Diga-se ainda que o Dr. Pinto Ribeiro foi Ministro da Cultura do XVII Governo Constitucional de Portugal, desde 29/1/2008 até Outubro de 2009 (veja-se que o Governo seguinte - XVIII Governo Constitucional - foi formado com base nas eleições legislativas de 27/9/2009, tendo o Governo entrado em funções em 26/10/2009, o que significa que a procuração dos autos foi outorgada numa altura em que o Dr. Pinto Ribeiro já não exercia funções ministeriais, ao contrário do que se parece sustentar no ponto 8 do RAI).

[7] Note-se que a instrução não teve como objecto saber se o mandante tinha ou não conhecimento das expressões ditas injuriosas (NA MEDIDA EM QUE TAL QUESTÃO NEM SEQUER FOI INVOCADA EM SEDE DE RAI), mas apenas apurar se estes 3 arguidos foram ou não os verdadeiros autores da peça em causa.
Contudo, da audição dos seus depoimentos, é possível concluir que:
- a arguida Drª A...Pinto da Silva, que trabalha no Departamento de Direito Comercial deste escritório de advogados, referiu que começou por acompanhar o processo em causa, na companhia do arguido Dr.
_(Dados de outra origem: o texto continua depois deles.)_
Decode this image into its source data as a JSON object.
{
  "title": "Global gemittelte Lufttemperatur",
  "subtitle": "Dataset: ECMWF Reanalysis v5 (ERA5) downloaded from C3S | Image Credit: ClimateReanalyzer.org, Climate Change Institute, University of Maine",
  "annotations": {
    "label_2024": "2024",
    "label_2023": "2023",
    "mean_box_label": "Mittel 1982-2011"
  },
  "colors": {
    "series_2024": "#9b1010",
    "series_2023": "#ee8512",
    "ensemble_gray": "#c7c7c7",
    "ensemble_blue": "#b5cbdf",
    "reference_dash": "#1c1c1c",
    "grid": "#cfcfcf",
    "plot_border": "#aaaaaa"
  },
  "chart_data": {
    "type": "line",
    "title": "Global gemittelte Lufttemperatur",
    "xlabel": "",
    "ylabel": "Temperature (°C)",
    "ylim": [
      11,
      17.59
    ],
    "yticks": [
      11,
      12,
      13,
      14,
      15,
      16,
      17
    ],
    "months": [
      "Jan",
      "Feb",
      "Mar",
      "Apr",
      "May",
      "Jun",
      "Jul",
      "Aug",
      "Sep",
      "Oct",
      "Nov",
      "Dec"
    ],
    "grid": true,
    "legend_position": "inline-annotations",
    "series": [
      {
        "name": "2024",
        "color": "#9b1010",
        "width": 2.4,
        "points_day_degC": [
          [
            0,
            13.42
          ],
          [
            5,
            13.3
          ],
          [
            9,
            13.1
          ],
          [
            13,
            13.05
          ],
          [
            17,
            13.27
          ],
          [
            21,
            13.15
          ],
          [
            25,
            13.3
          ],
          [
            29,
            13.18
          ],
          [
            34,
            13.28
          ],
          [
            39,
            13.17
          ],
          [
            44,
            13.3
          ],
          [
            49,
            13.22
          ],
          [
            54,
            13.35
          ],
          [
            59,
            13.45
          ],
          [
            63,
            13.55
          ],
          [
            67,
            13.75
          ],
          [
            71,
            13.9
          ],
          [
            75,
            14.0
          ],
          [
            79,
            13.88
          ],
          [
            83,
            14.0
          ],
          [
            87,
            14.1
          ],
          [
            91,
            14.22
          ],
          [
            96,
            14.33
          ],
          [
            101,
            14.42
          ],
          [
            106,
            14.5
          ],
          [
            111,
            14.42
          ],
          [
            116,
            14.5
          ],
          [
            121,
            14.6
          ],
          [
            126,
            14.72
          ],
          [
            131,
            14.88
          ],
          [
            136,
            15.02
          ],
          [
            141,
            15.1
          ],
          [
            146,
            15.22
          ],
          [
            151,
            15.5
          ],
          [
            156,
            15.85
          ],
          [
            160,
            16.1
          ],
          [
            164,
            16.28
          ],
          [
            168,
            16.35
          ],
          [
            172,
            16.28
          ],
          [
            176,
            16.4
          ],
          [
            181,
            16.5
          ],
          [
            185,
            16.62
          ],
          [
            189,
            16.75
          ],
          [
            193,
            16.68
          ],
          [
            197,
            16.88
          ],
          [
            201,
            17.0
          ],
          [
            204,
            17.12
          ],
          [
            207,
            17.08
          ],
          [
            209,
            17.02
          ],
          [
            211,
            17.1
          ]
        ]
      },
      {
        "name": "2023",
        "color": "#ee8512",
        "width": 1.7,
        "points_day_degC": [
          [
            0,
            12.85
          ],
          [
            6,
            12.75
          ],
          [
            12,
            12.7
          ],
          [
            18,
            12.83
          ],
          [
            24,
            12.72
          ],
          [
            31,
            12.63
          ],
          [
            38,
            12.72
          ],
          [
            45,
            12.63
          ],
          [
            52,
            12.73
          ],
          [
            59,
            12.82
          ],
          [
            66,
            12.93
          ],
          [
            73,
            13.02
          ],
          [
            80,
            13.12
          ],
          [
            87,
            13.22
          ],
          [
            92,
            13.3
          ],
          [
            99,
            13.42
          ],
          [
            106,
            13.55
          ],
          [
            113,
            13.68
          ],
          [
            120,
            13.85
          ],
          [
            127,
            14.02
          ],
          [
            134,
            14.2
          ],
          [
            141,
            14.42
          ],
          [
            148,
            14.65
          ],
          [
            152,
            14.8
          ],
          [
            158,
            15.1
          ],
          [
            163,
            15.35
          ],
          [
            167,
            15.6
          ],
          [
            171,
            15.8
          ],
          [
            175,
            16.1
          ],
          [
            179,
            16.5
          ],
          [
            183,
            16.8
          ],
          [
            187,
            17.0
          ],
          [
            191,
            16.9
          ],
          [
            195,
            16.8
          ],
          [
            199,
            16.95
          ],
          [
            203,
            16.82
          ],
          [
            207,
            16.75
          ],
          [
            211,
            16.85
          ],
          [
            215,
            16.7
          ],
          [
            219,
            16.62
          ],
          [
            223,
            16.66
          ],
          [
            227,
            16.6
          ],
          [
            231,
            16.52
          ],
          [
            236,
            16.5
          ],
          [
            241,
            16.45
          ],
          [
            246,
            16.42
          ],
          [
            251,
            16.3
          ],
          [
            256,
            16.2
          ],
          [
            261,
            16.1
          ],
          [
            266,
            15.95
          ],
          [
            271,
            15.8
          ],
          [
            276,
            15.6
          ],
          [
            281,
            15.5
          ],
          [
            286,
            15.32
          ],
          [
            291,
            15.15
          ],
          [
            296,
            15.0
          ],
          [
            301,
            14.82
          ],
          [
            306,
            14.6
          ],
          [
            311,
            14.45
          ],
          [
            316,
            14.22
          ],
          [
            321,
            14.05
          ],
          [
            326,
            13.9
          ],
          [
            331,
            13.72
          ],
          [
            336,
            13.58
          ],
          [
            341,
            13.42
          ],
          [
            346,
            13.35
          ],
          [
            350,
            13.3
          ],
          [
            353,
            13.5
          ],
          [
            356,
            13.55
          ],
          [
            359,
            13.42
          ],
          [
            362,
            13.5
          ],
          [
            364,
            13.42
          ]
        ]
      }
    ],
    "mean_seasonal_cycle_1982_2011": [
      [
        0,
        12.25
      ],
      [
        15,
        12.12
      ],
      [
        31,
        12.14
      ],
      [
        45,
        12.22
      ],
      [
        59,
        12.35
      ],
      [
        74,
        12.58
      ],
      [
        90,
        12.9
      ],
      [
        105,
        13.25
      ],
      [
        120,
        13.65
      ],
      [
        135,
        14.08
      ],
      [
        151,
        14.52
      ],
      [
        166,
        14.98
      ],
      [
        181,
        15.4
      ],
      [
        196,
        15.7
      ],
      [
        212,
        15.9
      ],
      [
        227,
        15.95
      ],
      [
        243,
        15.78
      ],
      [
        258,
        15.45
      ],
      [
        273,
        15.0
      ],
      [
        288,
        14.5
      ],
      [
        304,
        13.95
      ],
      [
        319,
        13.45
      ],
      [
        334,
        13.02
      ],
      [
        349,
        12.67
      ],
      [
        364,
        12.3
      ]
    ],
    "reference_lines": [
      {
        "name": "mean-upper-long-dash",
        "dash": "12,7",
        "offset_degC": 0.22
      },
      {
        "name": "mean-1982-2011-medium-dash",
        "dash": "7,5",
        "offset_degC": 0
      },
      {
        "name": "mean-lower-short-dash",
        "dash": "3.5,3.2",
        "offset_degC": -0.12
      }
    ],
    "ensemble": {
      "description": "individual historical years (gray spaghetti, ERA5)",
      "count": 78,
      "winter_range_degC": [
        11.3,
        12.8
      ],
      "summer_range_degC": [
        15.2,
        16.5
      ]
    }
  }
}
B..., tendo sido eles que decidiram requerer a insolvência da INVESTVAR – foi o arguido Dr. B..., juntamente com o Dr. C... Costa Monteiro, do primeiro estagiário, que fez o requerimento de insolvência, tendo sido esse requerimento enviado pelo computador/citius da depoente. A partir dessa altura, a depoente subscreve – fez materialmente – requerimentos para esses autos, nomeadamente uma peça de embargos, uma peça de insolvência e uma peça de recurso de decisão de insolvência, alegando não ter sido de sua lavra o requerimento de reclamação desse despacho de não admissão de recurso (onde constavam as frases ditas injuriosas): ora, independentemente de acreditarmos ou não nesta versão (o que competirá à Exmª JIC, em sede de despacho final de instrução), a verdade é que a causídica é clara em afirmar que houve peças processuais que foram materialmente feitas pelos advogados da sociedade, o que só pode significar que não houve qualquer específico acordo entre o advogado e a agente da pessoa colectiva, no sentido de se dizer «isto» ou «aquilo»…
- já o arguido Dr. B..., que assumiu a direcção da sociedade de advogados aquando da ida do Dr. Pinto Ribeiro para o Ministério da Cultura, alegou não ter elaborado peças processuais neste processo, nem sequer sabendo quem as fez.
- finalmente, o arguido Dr. C... Costa Monteiro, estagiário do Dr. B..., confirmou que as peças foram todas elaboradas por advogados da sociedade, não tendo sido ele o autor da peça dita injuriante.